Après l’adorable Prizren et la vivante Pristina, la dernière étape de notre voyage au Kosovo prend le nom de Peja, ville choisie en sa qualité de porte d’entrée du Canyon de Rugova et du parc national des Monts Maudits. Brrrrr… drôle de nom !
Mais alors, sont-ils maudits ou bénis, ces monts ? Nous allons tâcher d’y répondre. Pour commencer, laissez-nous vous présenter la ville de Peja elle-même.
Peja : bon appétit, Toni Bleri et Meg Donald
L’approche de Peja n’est pas folichonne. Une météo maussade grise les murs et nous remarquons pas mal de bâtiments abandonnés çà et là. Mais pour le coup, c’est la faute de la guerre et non de la clique de montagnes embrumées qui nous toisent, aussi maudites soient-elles.

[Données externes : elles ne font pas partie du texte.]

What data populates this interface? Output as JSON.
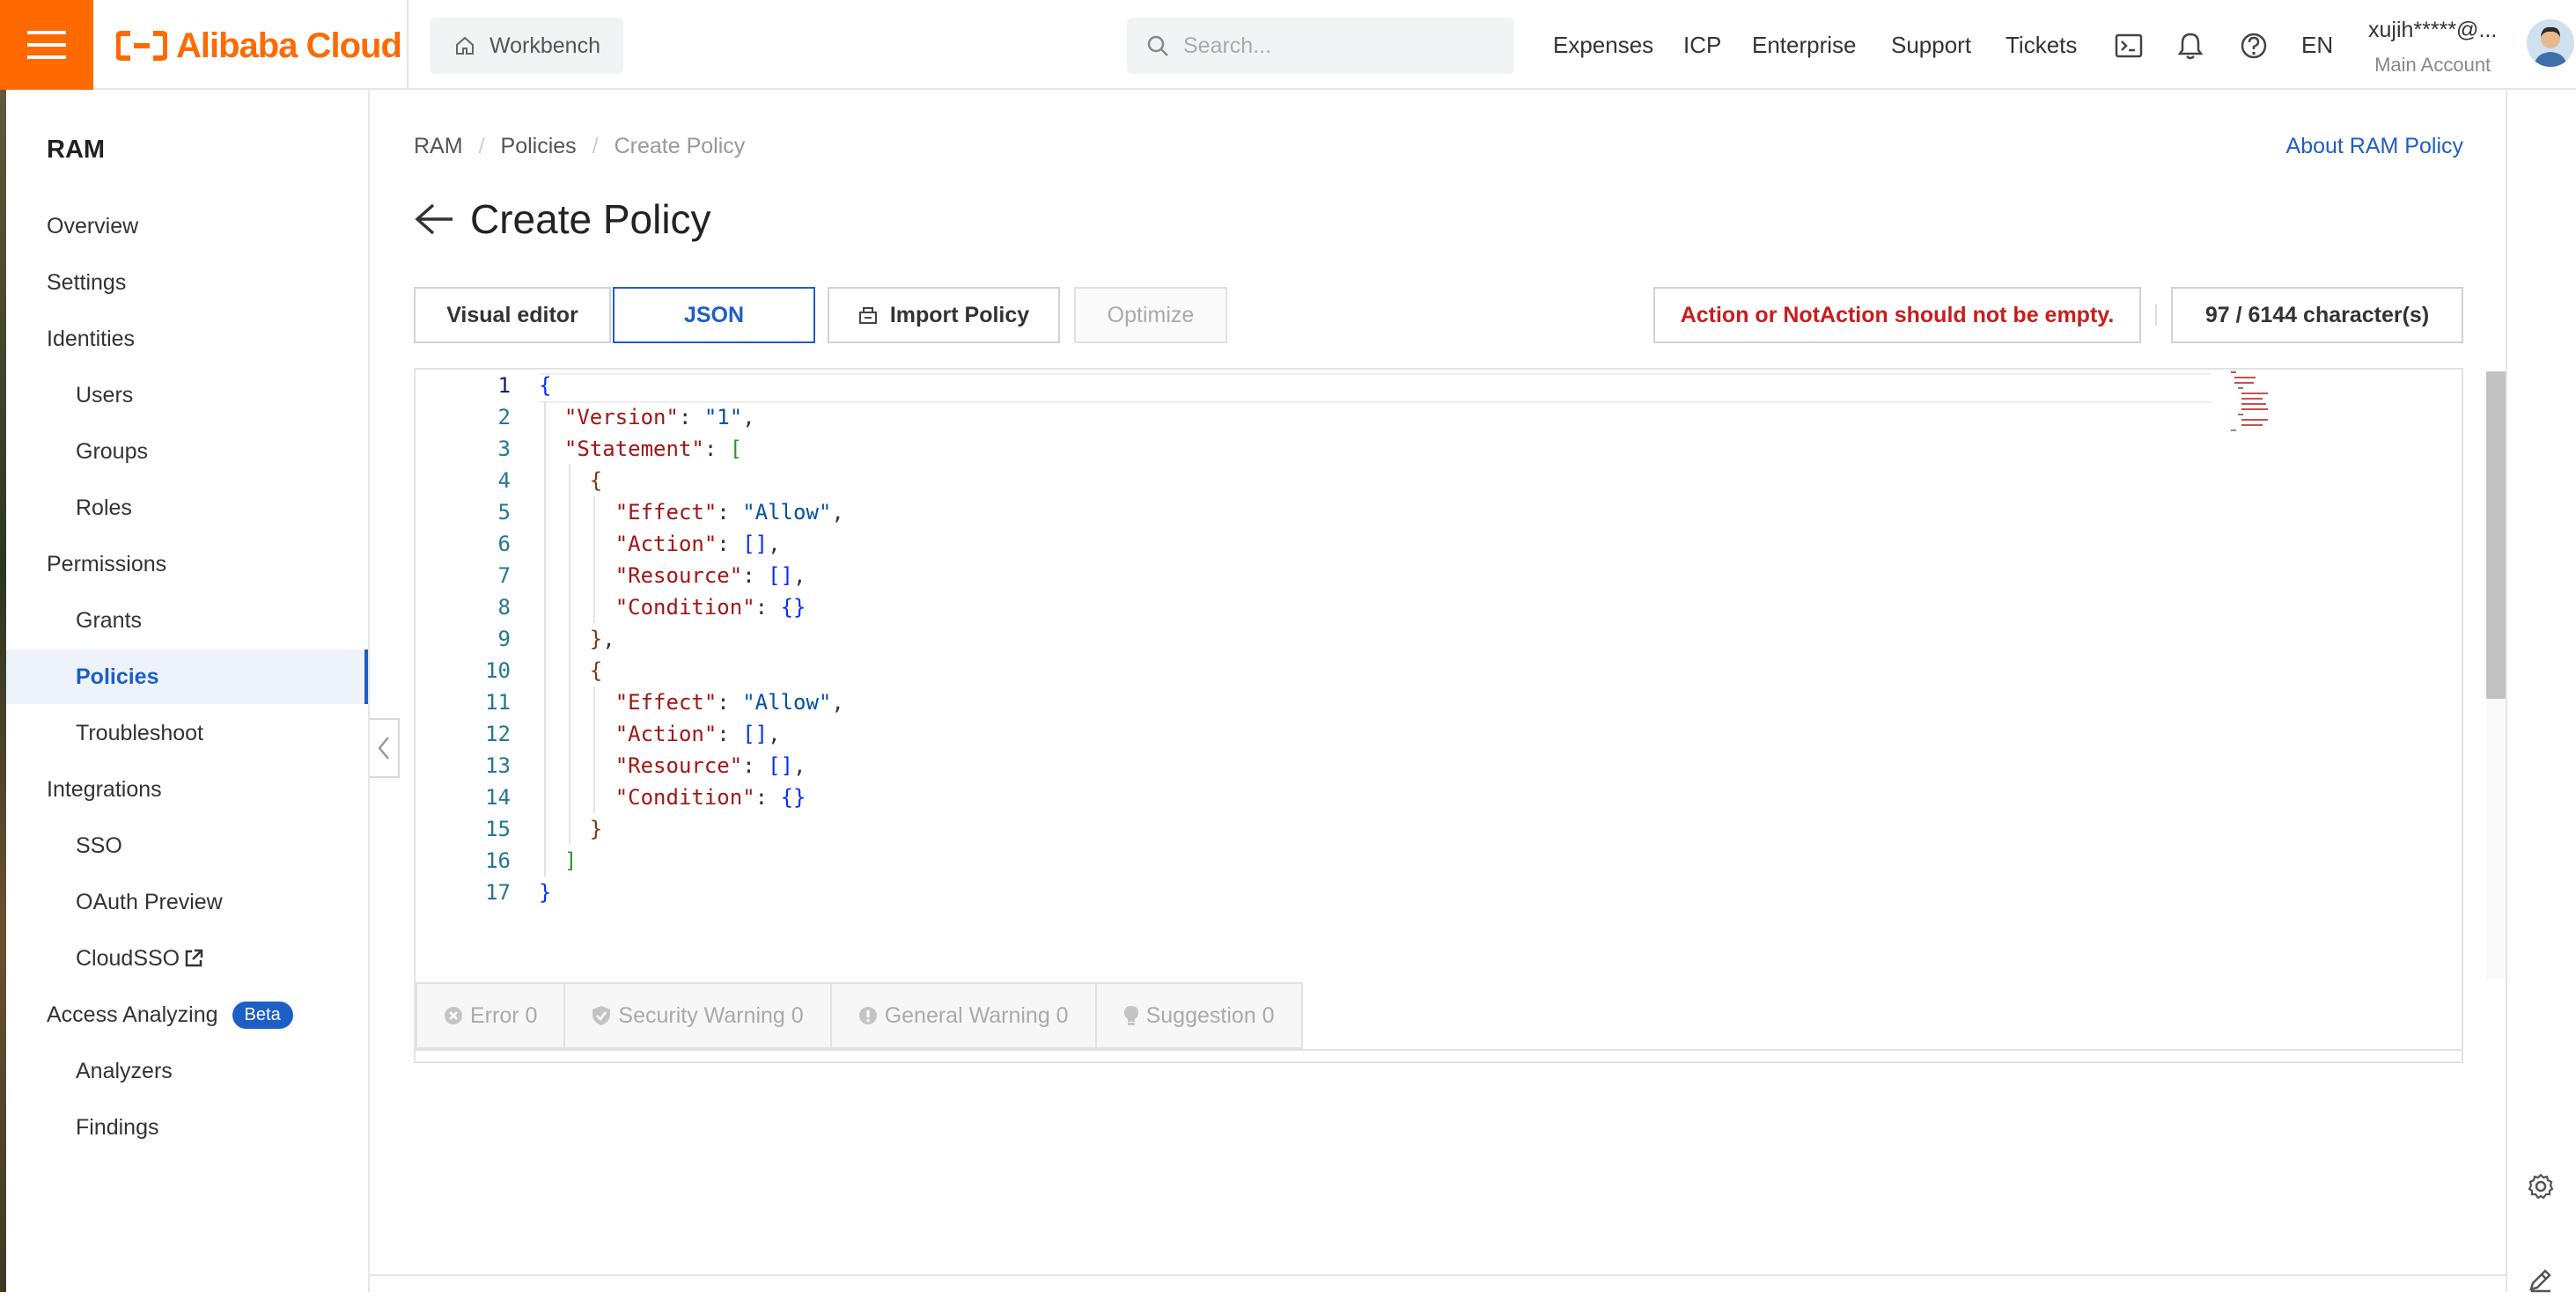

Comme pour conjurer le sort, les habitants de Peja se montrent particulièrement joyeux. À peine marchons-nous quelques pas dans le centre, que nous voilà chaleureusement salués de toute part, signe que le touriste est un élément rare par ici ! Bonne humeur pour bonne humeur, nous apprécions rapidement la petite ville, malgré le peu de curiosités à nous mettre sous la dent.
Tout comme à Prizren, les habitants qui repèrent nos appareils photos aiment demander leur portrait, souvent sans chercher à le récupérer.
Autre incompréhension : un passant qui ignore notre nationalité prononce très clairement « bon appétit », en français s’il vous plaît, en nous voyant boire à la gourde. Idem plus tard, de la bouche d’un serveur qui nous apporte un café.
Comme souvent au Kosovo, le tissu architectural est décousu. Il passe du coq à l’âne, puis du mouton au papillon. Une vieille mosquée peut ainsi côtoyer un immeuble neuf, suivi d’un pavillon, le tout emmêlé dans un imbroglio de fils éclectiques.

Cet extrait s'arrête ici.